Out of morbid curiosity, if the motor boat travels at max speed of 8km/hr through still water, and the boat starts at full throttle by a bouy anchored to the bottom of the river and the boat is try to go upstream in a river that has a current of 8 km/hr how far from the bouy will it be after 1 hour? If that is unanswerable in motordaddy world, then how far from the bouy would the boat be +/- 1 km? I have to ask also do you understand how treadmills work?

 

You're barking up the wrong tree. The problem doesn't say that.

Wrong tree again. The problem doesn't say that. In fact the original problem said it slowed to 5 km/hr. As JamesR shows, Pete apparently changed the problem data, so this now calculates to to 4.73 km/hr.

No, you alone are saying that. The problem is telling you the "road" is moving at 3.27 km/hr (0r 3 km/hr in the original problem.)

No, your statement has nothing to do with the problem. Current has everything to do with the problem. For some reason you are in denial of the current.

No, you are mixing still water with moving water and calling both still water.

You really don't know? Then you should have cut to the chase and asked this first.

Do you? And do you know how to apply your answer in order to find the speed of the current?
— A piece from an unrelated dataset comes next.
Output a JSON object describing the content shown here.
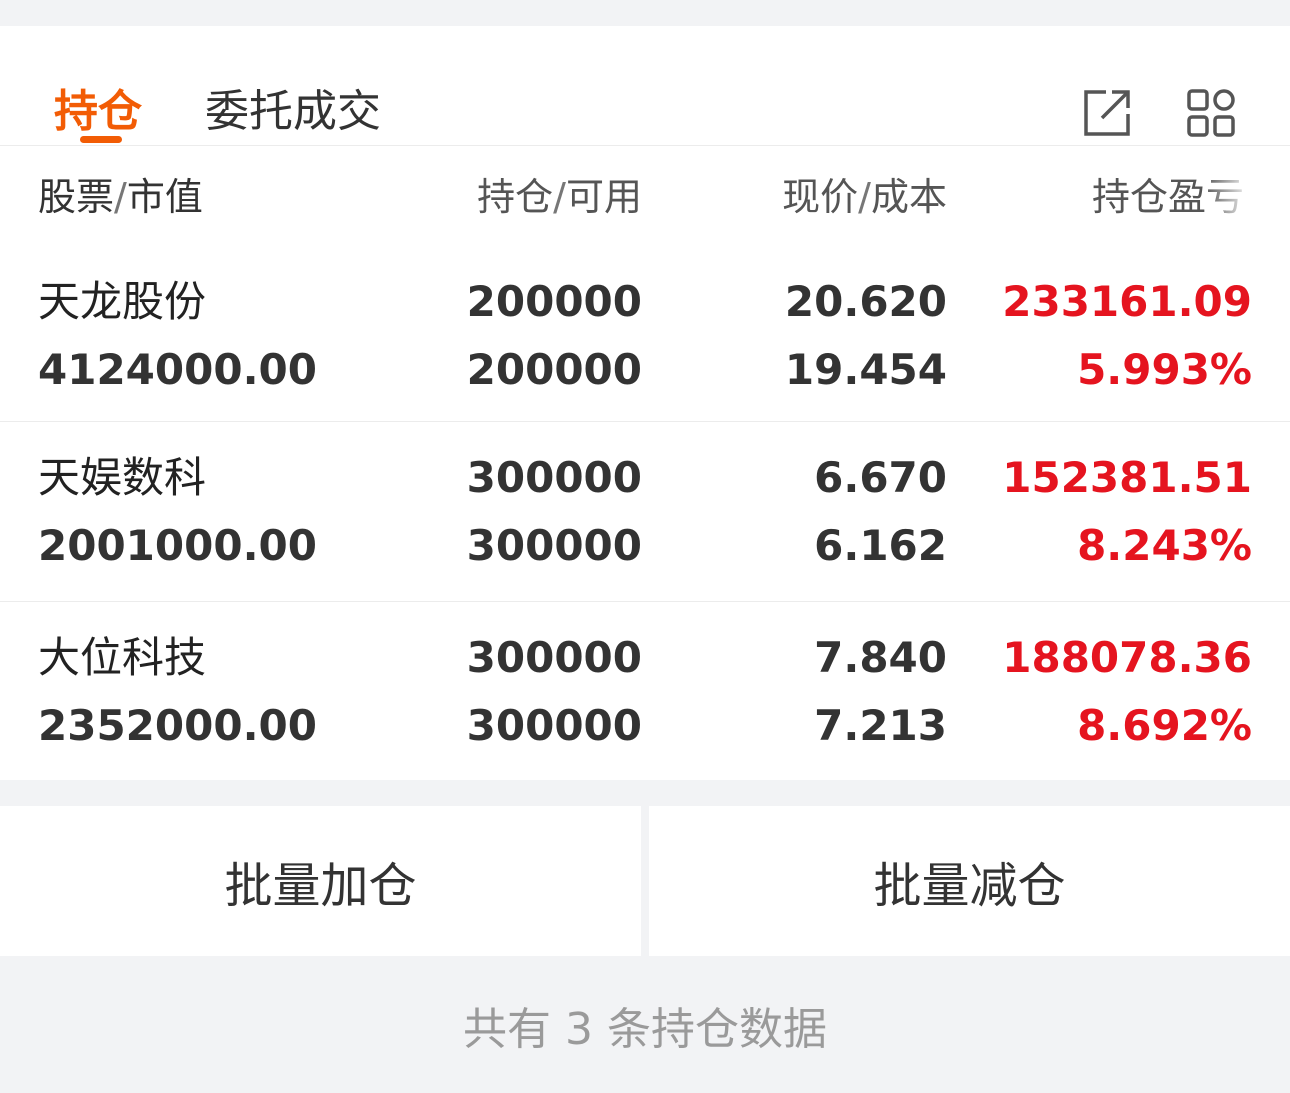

...at a slower speed (4.73 km/hr) upstream and a faster speed (11.27 km/hr) downstream

(taking into account the change from the original problem in which upstream current was 5 km/hr)

 

The ENGINE is doing work/time (power), do you understand that?

 

No, the torque is the same, just as the torque would be the same driving across a moving aircraft carrier as it would be driving on a road.

 

The work doesn't change, the speed does.

 

The work changes because the current changes!

 

NO! That is like saying the work is the same if your car is traveling 100 MPH vs 10 MPH! Do you not understand that the faster you go the more HP it takes to go 1 MPH faster?

 

Wrong! It takes more HP to increase from 150-151 MPH than it does to increase from 1-2MPH!

 

The engine power never changes. The boat is applying a constant torque to the prop throughout this problem. That's why some folks suggested you consider that the throttle is wide open.

 

The boat can only muster 8 km/hr at full power in still water. So can you answer my question?

 

Not the work done by the motor, which is at constant throttle. The current is doing work, however, but it's constant too (the current doesn't change; the boat merely turns around, and the two work sources now add instead of subtract).

 

That's relative to the road surface which is the same whether on a road or the deck of an aircraft carrier.

 

The current remains constant. The boat changes direction and the sign changes:

Work upstream = Work of the boat - Work of the water
Work downstream = Work of the boat + Work of the water

 

NO it is not! Upstream the engine is operating at a lower RPM then it is when it travels downstream! There is more load on the crank due to the current. The engine is under a greater load, but it was already at wide open throttle, so it has to reduce RPM. You can't give it more throttle!

 

We are not measuring the current, we are measuring the BOAT!